Apelo a todas as partes interessadas, incluindo líderes políticos, prestadores de cuidados de saúde, organizações da sociedade civil e líderes comunitários, para que tomem medidas concretas no sentido de mudar as atitudes sociais que perpetuam a mutilação genital feminina na Gâmbia. Temos de defender a saúde e o bem-estar das mulheres e raparigas e garantir a afectação dos recursos necessários para as apoiar. Precisamos também de insistir na definição de quadros jurídicos que protejam os seus direitos. Trabalhando em conjunto, podemos criar um futuro em que todas as mulheres e as raparigas estejam livres da ameaça da mutilação genital feminina.

[1]   Mutilação Genital Feminina – Ficha Informativa da OMS de Fevereiro de 2024, https://www.who.int/news-room/fact-sheets/detail/female-genital-mutilat…
3 Kaplan A, Forbes M, Bonhoure I, Utzet M, Martín M, Manneh M, Ceesay H. Female genital mutilation/cutting in The Gambia: long-term health consequences and complications during delivery and for the newborn. Int J Womens Health. 2013 Jun 17;5:323-31. doi: 10.2147/IJWH.S42064.
2 Bonavina G, Lina Spinillo S, Sotiriadis A, Bulfoni A, Kaltoud R, Salvatore S, Candiani M, Ivo Cavoretto P. Effect of type III female genital mutilation on obstetric outcomes: A systematic review and meta-analysis. Heliyon. 2024 Abr 8;10(8):e29336. doi: 10.1016/j.heliyon.2024.e29336.
4 Kaplan Marcusán A, Riba Singla L, Laye M, Secka DM, Utzet M, Le Charles MA. Female genital mutilation/cutting: changes and trends in knowledge, attitudes, and practices among health care professionals in The Gambia. Int J Womens Health. 2016 Apr 12;8:103-17. doi: 10.2147/IJWH.S102201.

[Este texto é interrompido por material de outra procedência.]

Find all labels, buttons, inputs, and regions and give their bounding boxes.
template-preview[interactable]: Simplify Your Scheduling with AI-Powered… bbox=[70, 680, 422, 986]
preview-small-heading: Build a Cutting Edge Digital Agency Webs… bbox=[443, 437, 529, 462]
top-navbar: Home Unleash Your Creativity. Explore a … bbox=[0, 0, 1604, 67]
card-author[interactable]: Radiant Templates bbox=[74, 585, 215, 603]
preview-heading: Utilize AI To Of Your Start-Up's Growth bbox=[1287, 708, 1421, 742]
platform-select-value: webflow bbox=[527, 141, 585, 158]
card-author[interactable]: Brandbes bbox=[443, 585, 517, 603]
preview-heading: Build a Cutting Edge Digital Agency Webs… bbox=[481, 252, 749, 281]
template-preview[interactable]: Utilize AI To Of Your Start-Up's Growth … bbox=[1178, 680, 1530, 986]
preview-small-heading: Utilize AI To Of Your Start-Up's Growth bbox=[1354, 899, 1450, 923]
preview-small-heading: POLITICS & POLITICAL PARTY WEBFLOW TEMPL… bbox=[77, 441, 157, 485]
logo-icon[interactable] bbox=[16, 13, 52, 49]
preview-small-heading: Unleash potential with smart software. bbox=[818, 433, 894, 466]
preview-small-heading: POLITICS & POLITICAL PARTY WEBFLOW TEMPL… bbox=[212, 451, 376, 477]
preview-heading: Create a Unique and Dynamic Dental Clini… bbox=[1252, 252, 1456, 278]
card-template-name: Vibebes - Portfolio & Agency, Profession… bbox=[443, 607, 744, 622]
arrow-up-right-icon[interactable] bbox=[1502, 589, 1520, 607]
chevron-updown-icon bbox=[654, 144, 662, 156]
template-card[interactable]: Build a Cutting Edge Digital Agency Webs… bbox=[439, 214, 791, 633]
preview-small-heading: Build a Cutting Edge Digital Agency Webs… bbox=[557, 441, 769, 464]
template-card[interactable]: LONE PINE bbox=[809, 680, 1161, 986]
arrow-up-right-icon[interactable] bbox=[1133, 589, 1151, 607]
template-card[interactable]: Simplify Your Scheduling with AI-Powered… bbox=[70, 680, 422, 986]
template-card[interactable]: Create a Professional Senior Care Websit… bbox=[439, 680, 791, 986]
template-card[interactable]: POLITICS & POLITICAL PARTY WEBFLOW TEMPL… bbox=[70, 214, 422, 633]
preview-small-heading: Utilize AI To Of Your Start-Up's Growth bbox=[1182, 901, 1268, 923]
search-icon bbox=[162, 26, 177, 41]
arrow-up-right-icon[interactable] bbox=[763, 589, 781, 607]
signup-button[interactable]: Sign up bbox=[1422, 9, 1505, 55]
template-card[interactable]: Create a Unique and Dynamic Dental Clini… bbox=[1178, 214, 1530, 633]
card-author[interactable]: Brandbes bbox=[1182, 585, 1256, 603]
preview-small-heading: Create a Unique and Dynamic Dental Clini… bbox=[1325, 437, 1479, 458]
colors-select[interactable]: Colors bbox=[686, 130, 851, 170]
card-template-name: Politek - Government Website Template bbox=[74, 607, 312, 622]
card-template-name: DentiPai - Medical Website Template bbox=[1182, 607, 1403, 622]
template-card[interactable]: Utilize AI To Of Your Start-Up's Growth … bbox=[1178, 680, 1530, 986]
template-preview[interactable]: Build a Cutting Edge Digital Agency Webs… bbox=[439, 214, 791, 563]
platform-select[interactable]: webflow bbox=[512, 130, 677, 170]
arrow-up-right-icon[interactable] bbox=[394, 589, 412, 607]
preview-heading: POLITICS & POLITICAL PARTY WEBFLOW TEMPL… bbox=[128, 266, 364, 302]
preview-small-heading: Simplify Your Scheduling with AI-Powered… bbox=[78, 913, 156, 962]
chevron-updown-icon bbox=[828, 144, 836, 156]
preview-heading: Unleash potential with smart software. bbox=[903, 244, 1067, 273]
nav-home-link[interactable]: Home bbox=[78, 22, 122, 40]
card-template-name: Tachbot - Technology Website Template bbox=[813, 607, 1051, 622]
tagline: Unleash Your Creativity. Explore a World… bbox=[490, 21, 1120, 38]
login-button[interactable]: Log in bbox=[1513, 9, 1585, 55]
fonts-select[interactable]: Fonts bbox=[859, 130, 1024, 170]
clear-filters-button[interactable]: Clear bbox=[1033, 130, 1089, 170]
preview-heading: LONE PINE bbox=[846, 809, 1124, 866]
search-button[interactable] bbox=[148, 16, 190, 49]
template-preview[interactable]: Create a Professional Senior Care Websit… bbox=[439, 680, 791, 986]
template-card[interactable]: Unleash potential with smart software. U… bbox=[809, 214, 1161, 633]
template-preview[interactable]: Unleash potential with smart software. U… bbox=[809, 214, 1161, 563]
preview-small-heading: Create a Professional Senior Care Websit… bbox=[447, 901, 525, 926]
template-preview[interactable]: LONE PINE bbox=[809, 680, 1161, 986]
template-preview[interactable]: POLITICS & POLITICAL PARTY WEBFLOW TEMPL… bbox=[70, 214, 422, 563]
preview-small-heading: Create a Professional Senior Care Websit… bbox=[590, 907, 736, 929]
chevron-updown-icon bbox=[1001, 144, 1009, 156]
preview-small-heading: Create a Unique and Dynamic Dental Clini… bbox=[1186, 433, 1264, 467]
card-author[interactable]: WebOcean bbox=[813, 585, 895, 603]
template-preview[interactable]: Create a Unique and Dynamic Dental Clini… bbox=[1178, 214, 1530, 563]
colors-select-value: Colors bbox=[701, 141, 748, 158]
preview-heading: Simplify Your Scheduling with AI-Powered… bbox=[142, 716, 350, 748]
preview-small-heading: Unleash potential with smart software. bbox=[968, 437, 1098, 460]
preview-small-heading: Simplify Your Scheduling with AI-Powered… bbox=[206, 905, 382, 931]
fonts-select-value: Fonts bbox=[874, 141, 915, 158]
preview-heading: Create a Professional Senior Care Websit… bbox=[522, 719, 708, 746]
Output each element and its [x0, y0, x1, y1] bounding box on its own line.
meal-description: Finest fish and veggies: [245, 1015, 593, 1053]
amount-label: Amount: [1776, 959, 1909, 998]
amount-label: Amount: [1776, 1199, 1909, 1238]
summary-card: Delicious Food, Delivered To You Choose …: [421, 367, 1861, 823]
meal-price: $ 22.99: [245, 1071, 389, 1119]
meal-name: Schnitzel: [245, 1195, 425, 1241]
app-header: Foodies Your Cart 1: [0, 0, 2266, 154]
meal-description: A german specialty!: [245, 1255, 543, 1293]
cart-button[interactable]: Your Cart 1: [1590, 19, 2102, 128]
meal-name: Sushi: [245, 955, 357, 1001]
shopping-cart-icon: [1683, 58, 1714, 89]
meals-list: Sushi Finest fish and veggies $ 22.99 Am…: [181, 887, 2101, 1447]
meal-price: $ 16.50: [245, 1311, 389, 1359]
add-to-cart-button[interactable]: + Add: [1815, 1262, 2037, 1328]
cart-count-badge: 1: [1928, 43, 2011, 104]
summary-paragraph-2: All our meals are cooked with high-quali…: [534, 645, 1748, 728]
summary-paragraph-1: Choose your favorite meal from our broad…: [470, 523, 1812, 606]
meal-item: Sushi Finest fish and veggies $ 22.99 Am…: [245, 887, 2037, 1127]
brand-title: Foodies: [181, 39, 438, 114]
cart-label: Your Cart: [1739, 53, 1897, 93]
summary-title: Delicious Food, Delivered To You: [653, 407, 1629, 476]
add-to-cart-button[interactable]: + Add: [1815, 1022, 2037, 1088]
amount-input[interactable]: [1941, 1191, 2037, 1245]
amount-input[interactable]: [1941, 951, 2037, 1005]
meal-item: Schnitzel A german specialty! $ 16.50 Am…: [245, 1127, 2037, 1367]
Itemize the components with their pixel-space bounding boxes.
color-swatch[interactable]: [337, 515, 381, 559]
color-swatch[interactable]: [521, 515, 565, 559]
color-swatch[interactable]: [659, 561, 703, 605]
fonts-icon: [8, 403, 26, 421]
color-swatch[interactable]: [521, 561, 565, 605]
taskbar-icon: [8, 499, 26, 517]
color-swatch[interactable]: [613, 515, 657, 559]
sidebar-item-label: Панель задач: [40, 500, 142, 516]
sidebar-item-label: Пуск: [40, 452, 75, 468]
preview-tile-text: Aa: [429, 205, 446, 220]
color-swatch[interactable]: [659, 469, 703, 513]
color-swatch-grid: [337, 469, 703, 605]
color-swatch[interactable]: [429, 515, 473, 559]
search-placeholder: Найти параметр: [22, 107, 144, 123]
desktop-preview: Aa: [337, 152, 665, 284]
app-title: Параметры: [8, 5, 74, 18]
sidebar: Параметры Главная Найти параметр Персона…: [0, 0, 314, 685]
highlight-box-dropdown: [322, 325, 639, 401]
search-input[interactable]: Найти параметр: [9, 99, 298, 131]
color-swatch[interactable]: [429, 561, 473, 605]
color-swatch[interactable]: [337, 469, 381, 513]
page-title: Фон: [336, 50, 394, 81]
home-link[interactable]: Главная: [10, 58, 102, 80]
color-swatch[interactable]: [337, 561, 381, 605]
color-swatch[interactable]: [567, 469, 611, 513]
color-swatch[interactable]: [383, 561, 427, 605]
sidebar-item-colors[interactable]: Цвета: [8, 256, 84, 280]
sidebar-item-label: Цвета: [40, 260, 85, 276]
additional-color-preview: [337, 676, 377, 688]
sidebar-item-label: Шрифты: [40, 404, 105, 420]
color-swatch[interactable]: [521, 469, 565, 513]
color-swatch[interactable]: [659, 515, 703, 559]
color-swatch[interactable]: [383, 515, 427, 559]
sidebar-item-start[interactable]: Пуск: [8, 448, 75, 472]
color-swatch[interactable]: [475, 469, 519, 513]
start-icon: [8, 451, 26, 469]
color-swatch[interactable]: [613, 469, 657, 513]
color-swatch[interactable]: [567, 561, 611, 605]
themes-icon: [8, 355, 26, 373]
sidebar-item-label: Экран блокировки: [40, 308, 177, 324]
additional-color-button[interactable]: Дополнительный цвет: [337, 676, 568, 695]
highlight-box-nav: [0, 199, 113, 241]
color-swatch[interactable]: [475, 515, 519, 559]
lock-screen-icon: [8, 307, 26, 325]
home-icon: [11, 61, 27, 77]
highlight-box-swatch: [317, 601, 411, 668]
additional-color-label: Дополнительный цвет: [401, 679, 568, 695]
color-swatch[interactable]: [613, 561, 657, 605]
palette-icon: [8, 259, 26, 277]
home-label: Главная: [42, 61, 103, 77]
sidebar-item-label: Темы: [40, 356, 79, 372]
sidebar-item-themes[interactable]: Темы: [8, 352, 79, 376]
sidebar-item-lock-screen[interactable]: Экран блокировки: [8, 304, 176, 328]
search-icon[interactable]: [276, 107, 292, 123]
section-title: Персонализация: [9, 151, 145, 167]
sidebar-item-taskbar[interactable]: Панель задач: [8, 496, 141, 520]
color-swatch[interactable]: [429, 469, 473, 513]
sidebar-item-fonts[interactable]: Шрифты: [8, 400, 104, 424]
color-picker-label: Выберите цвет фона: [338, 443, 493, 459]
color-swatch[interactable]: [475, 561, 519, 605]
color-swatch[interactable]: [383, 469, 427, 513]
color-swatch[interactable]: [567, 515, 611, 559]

6 Global Health Expenditure Database, https://apps.who.int/nha/database/ViewData/Indicators/en%20accessed%20A… Consultado a 24 de Abril de 2024
5 Tordrup D, Bishop C, Green N, Petzold M, Vallejo FR, Vogel JP, Pallitto C. Economic burden of female genital mutilation in 27 high-prevalence countries. BMJ Glob Health. 2022 Feb;7(2):e004512. doi: 10.1136/bmjgh-2020-004512. http://srhr.org/fgmcost/wp-content/uploads/2022/12/Gambia.pdf 
7 United Nations Children’s Fund, Female Genital Mutilation: A global concern. 2024 Update, UNICEF, New York, 2024 (https://data.unicef.org/wp-content/uploads/2024/03/FGM-Data-Brochure-v1…)
8 Objectivos de Desenvolvimento Sustentável 5.3, resolução 61.16 da Assembleia Mundial da Saúde, resolução A/RES/67/146 da Assembleia Geral da ONU, Convenção sobre os Direitos da Criança, Convenção sobre a Eliminação de Todas as Formas de Discriminação contra as Mulheres e o Protocolo de Maputo.